The outcome of these negotiations will be vital for farmers. Using lamb as an example, 40% of all lamb produced in 2014 was exported to countries within the EU.
The pound’s decline has actually made UK exports more appealing to the foreign markets, however, were the EU to impose tariffs and sanctions on UK exports, the costs of exporting will soon rise directly hitting the farmers.
The regulations put forward by the EU have always been divisive. On one hand, many regional foods are protected under EU legislation, such as Jersey potatoes, Melton Mowbray pork pies, Cheddar cheese, and a wealth of others - what will happen to that protection is now unclear.
Conversely, some producers felt stifled by European legislation. They balked at food labelling requirements; fought over metric replacing imperial measurements; and raised the now infamous debate over the curvature of bananas.
However you felt about these issues, one aim of the EU was to protect the quality of food produce, and while the UK will aim to put similar legislation in place, whether it remains as all- encompassing as the European regulations is yet to be seen.
Another big issue relating to Brexit is the free movement of EU citizens.
Many farmers are reliant on seasonal workers and it is uncertain whether they will be able to source workers locally if they can no longer employ from the EU.

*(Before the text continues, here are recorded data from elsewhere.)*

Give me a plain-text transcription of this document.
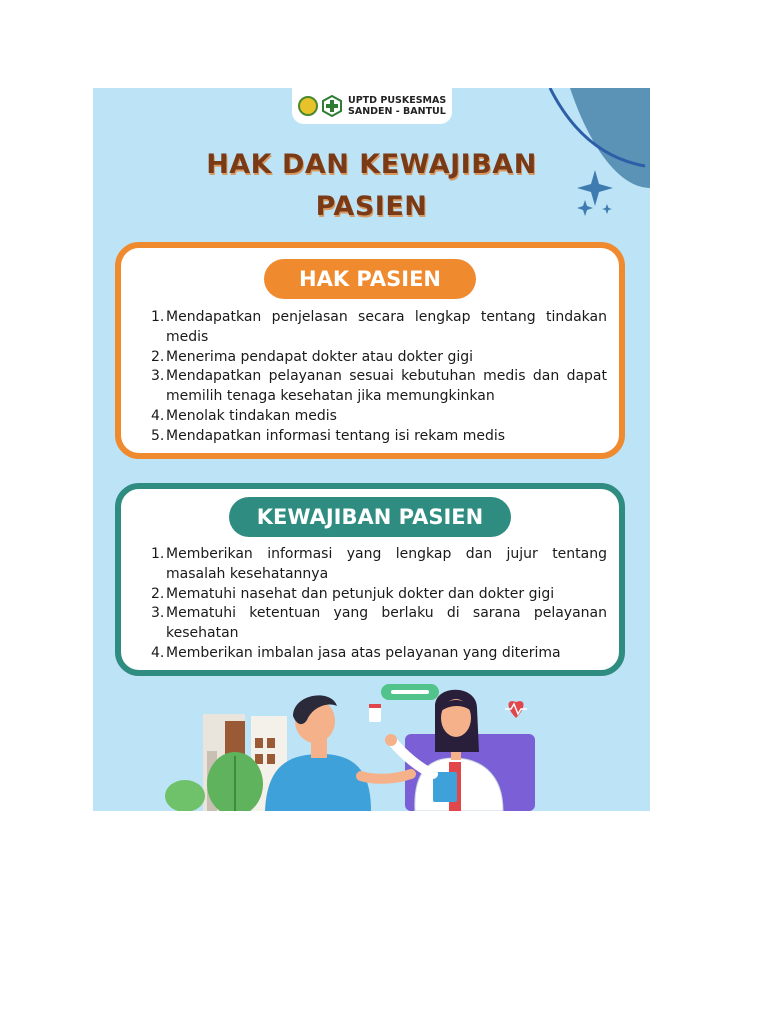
UPTD PUSKESMAS
SANDEN - BANTUL
HAK DAN KEWAJIBAN
PASIEN
HAK PASIEN
1. Mendapatkan penjelasan secara lengkap tentang tindakan medis
2. Menerima pendapat dokter atau dokter gigi
3. Mendapatkan pelayanan sesuai kebutuhan medis dan dapat memilih tenaga kesehatan jika memungkinkan
4. Menolak tindakan medis
5. Mendapatkan informasi tentang isi rekam medis
KEWAJIBAN PASIEN
1. Memberikan informasi yang lengkap dan jujur tentang masalah kesehatannya
2. Mematuhi nasehat dan petunjuk dokter dan dokter gigi
3. Mematuhi ketentuan yang berlaku di sarana pelayanan kesehatan
4. Memberikan imbalan jasa atas pelayanan yang diterima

While some farmers feel there are too many regulations put in place by the EU, there is also a level of protection offered by a single market.
When it comes to communicable diseases, such as foot and mouth, it is arguably easier to deal with outbreaks when member states are working together to halt the spread.
Additionally, the EU has implemented numerous legislations concerning animal welfare, nature conservation, limits on the uses of nitrates, insecticides, and fertilisers, plus hundreds more.
The EU, with the UK in it, has achieved a lot in terms of looking after the environment. What will happen to each individual piece of legislature after we leave and the role the UK plays in global climate and environmental efforts remains to be seen.
Reaction to the Vote
Once the result had been made public, it became clear that the UK had not formulated an exit plan.
The NFU, who remained neutral during the referendum campaign, have since warned that they believe food prices will rise due to the slide of sterling and concerns over the UK reliance on imports as we produce only 60% of what we consume.
The waters remain murky for the future of the agricultural industry as the outcome relies heavily upon renegotiated trade deals which are yet to be discussed, along with how the government decides to subsidise the industry.
What is apparent, however, is that farmers, amongst the rest of the UK population, have a period of great uncertainty ahead of them.
Holly Barry is a recent graduate from Brunel University in West London with a BA Hons degree in Journalism, holding an interest in British agriculture and the effect Brexit has on it.